Hola amigos! Cómo estás? I knew you’d be back.
As most of you know, over Christmas I spent 7 wonderful days at the all-inclusive Riu Palace Costa Rica where I soaked up as much sun as I possibly could, sipped on some of the best coffee I’ve ever had, and made my way through the Cloud Forest in Monteverde where I fraternized with butterflies and sang with the hummingbirds. Well, there was one other thing we did that I think (considering it was probably the funnest thing we did outside of sipping on dirty monkeys and watching our tan deepen) may be useful for travelers headed South; we zip-lined.
The history of Zip Lining
According to USA Today travel tips, zip-lining in Costa Rica started with a pair of graduate students named John Williams and Donald Perry, both rock-climbing enthusiasts seeking a better view of their botanical and entomological subjects.
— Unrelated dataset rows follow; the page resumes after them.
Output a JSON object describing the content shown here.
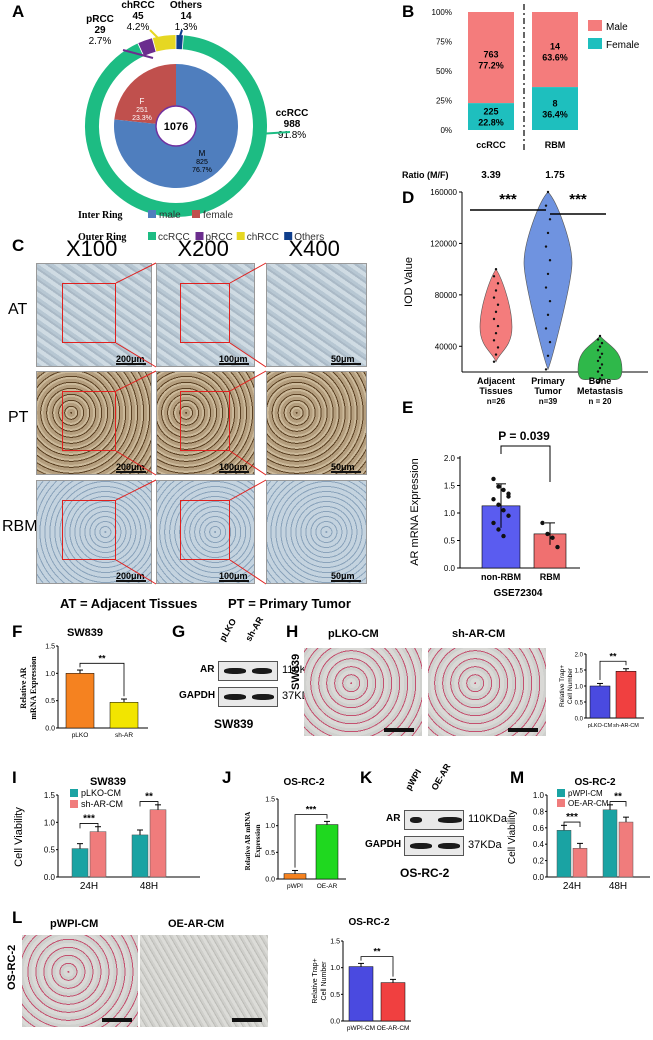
{
  "panels": {
    "A": "A",
    "B": "B",
    "C": "C",
    "D": "D",
    "E": "E",
    "F": "F",
    "G": "G",
    "H": "H",
    "I": "I",
    "J": "J",
    "K": "K",
    "L": "L",
    "M": "M"
  },
  "A": {
    "center_total": "1076",
    "outer": [
      {
        "name": "ccRCC",
        "count": "988",
        "pct": "91.8%",
        "color": "#1dbc83"
      },
      {
        "name": "pRCC",
        "count": "29",
        "pct": "2.7%",
        "color": "#6b2d8e"
      },
      {
        "name": "chRCC",
        "count": "45",
        "pct": "4.2%",
        "color": "#e6d722"
      },
      {
        "name": "Others",
        "count": "14",
        "pct": "1.3%",
        "color": "#0f3e8c"
      }
    ],
    "inner": [
      {
        "name": "M",
        "count": "825",
        "pct": "76.7%",
        "color": "#4f7ebe"
      },
      {
        "name": "F",
        "count": "251",
        "pct": "23.3%",
        "color": "#c0504d"
      }
    ],
    "legend_inner_title": "Inter Ring",
    "legend_inner": [
      "male",
      "female"
    ],
    "legend_outer_title": "Outer Ring",
    "legend_outer": [
      "ccRCC",
      "pRCC",
      "chRCC",
      "Others"
    ]
  },
  "B": {
    "yticks": [
      "100%",
      "75%",
      "50%",
      "25%",
      "0%"
    ],
    "bars": [
      {
        "name": "ccRCC",
        "male": "763",
        "male_pct": "77.2%",
        "female": "225",
        "female_pct": "22.8%",
        "ratio": "3.39"
      },
      {
        "name": "RBM",
        "male": "14",
        "male_pct": "63.6%",
        "female": "8",
        "female_pct": "36.4%",
        "ratio": "1.75"
      }
    ],
    "legend": [
      "Male",
      "Female"
    ],
    "ratio_label": "Ratio (M/F)",
    "colors": {
      "male": "#f47c7c",
      "female": "#1ebfbe"
    }
  },
  "C": {
    "cols": [
      "X100",
      "X200",
      "X400"
    ],
    "rows": [
      "AT",
      "PT",
      "RBM"
    ],
    "scales": [
      "200μm",
      "100μm",
      "50μm"
    ],
    "footer_left": "AT = Adjacent Tissues",
    "footer_right": "PT = Primary Tumor"
  },
  "D": {
    "ylabel": "IOD Value",
    "yticks": [
      "160000",
      "120000",
      "80000",
      "40000"
    ],
    "groups": [
      {
        "name": "Adjacent",
        "name2": "Tissues",
        "n": "n=26",
        "color": "#f47c7c"
      },
      {
        "name": "Primary",
        "name2": "Tumor",
        "n": "n=39",
        "color": "#6f93e0"
      },
      {
        "name": "Bone",
        "name2": "Metastasis",
        "n": "n = 20",
        "color": "#2fb84a"
      }
    ],
    "sig1": "***",
    "sig2": "***"
  },
  "E": {
    "ylabel": "AR mRNA Expression",
    "yticks": [
      "2.0",
      "1.5",
      "1.0",
      "0.5",
      "0.0"
    ],
    "pval": "P = 0.039",
    "groups": [
      {
        "name": "non-RBM",
        "value": 1.13,
        "color": "#5a5cf0"
      },
      {
        "name": "RBM",
        "value": 0.62,
        "color": "#f07070"
      }
    ],
    "xlabel": "GSE72304"
  },
  "F": {
    "title": "SW839",
    "ylabel1": "Relative AR",
    "ylabel2": "mRNA Expression",
    "groups": [
      {
        "name": "pLKO",
        "value": 1.0,
        "color": "#f58220"
      },
      {
        "name": "sh-AR",
        "value": 0.47,
        "color": "#f2e500"
      }
    ],
    "sig": "**",
    "yticks": [
      "1.5",
      "1.0",
      "0.5",
      "0.0"
    ]
  },
  "G": {
    "lanes": [
      "pLKO",
      "sh-AR"
    ],
    "rows": [
      {
        "name": "AR",
        "size": "110KDa"
      },
      {
        "name": "GAPDH",
        "size": "37KDa"
      }
    ],
    "caption": "SW839"
  },
  "H": {
    "row": "SW839",
    "titles": [
      "pLKO-CM",
      "sh-AR-CM"
    ],
    "ylabel1": "Relative Trap+",
    "ylabel2": "Cell Number",
    "groups": [
      {
        "name": "pLKO-CM",
        "value": 1.0,
        "color": "#4a4ae0"
      },
      {
        "name": "sh-AR-CM",
        "value": 1.46,
        "color": "#f04040"
      }
    ],
    "sig": "**",
    "yticks": [
      "2.0",
      "1.5",
      "1.0",
      "0.5",
      "0.0"
    ]
  },
  "I": {
    "title": "SW839",
    "ylabel": "Cell Viability",
    "legend": [
      "pLKO-CM",
      "sh-AR-CM"
    ],
    "colors": [
      "#1aa3a3",
      "#f07c7c"
    ],
    "groups": [
      {
        "name": "24H",
        "values": [
          0.52,
          0.83
        ]
      },
      {
        "name": "48H",
        "values": [
          0.77,
          1.23
        ]
      }
    ],
    "sig": [
      "***",
      "**"
    ],
    "yticks": [
      "1.5",
      "1.0",
      "0.5",
      "0.0"
    ]
  },
  "J": {
    "title": "OS-RC-2",
    "ylabel1": "Relative AR mRNA",
    "ylabel2": "Expression",
    "groups": [
      {
        "name": "pWPI",
        "value": 0.1,
        "color": "#f58220"
      },
      {
        "name": "OE-AR",
        "value": 1.02,
        "color": "#1fd81f"
      }
    ],
    "sig": "***",
    "yticks": [
      "1.5",
      "1.0",
      "0.5",
      "0.0"
    ]
  },
  "K": {
    "lanes": [
      "pWPI",
      "OE-AR"
    ],
    "rows": [
      {
        "name": "AR",
        "size": "110KDa"
      },
      {
        "name": "GAPDH",
        "size": "37KDa"
      }
    ],
    "caption": "OS-RC-2"
  },
  "M": {
    "title": "OS-RC-2",
    "ylabel": "Cell Viability",
    "legend": [
      "pWPI-CM",
      "OE-AR-CM"
    ],
    "colors": [
      "#1aa3a3",
      "#f07c7c"
    ],
    "groups": [
      {
        "name": "24H",
        "values": [
          0.57,
          0.35
        ]
      },
      {
        "name": "48H",
        "values": [
          0.82,
          0.67
        ]
      }
    ],
    "sig": [
      "***",
      "**"
    ],
    "yticks": [
      "1.0",
      "0.8",
      "0.6",
      "0.4",
      "0.2",
      "0.0"
    ]
  },
  "L": {
    "row": "OS-RC-2",
    "titles": [
      "pWPI-CM",
      "OE-AR-CM"
    ],
    "title": "OS-RC-2",
    "ylabel1": "Relative Trap+",
    "ylabel2": "Cell Number",
    "groups": [
      {
        "name": "pWPI-CM",
        "value": 1.02,
        "color": "#4a4ae0"
      },
      {
        "name": "OE-AR-CM",
        "value": 0.72,
        "color": "#f04040"
      }
    ],
    "sig": "**",
    "yticks": [
      "1.5",
      "1.0",
      "0.5",
      "0.0"
    ]
  }
}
In order to shorten the distance between them, William and Perry clipped themselves to a line and created the world’s first first zip line.
Up up… and away!
Knowing that we wanted to zip line since before arriving in-country, we arranged an excursion through our hotel that was operated by Sunwing Vacations. That being said, for the life of me I can’t remember the name of the tour. The good news is that no matter where you’re located in Costa Rica, you’ll find somewhere to zip line. In fact, many people choose to combine a visit to the Cloud Forest in Monteverde with zip lining in the region! There are so many forest and jungles scattered through the country, that you’re bound to find something that’s right for you.
After arriving to the zip line park which consisted of 11 ropes to zip from, the first thing we had to do was strap ourselves in. Our gear was hard core – so we liked to believe – and included a diaper like harness, protective gloves and an oh-so flattering helmet.
After getting decked out in the proper gear, we made way to the first platform. If you’re at all afraid of heights, like me, I suggest you just don’t look down. The platforms are pretty high and I found the waiting part to be the most frightening of all. When you set out to zip line, they give you a few instructions so you don’t fall to your death or get mangled by your zip line. Basically, the rules were:
– Always keep your hands in front of your zip line so you don’t slice off your fingers.
– Always keep at least one hand on the wire so you can control the speed and avoid smacking into the tree at the end of the rope.
– Always be sure you’re hooked to something whilst standing on the platform so you don’t plummet to your death, hundreds of feet below.
Our instructors were big jokers and thought it would be funny to shake the line as we flew, wobble the bridges (like the one pictured below) as we crossed and pretend to push us off the platforms before take-off. At first I wanted to murder them, but I eventually I loosened up and just enjoyed the ride!
Throughout our tour of the ropes, we tried out a bunch of different manoeuvers like flying upside down (talk about a head rush) and the superman, where you literally make yourself horizontal and wrap your legs around the person standing up. While both were pretty awesome, my favourite was the regular old front-facing zip line, where you could take in your surroundings and be one with the forest!
On a final note, one of the neat things about zip lining through the jungle is the possibility to see critters hiding in their natural habitat. While you’re zipping through the trees, don’t forget to look up to see just who – or what – is watching you!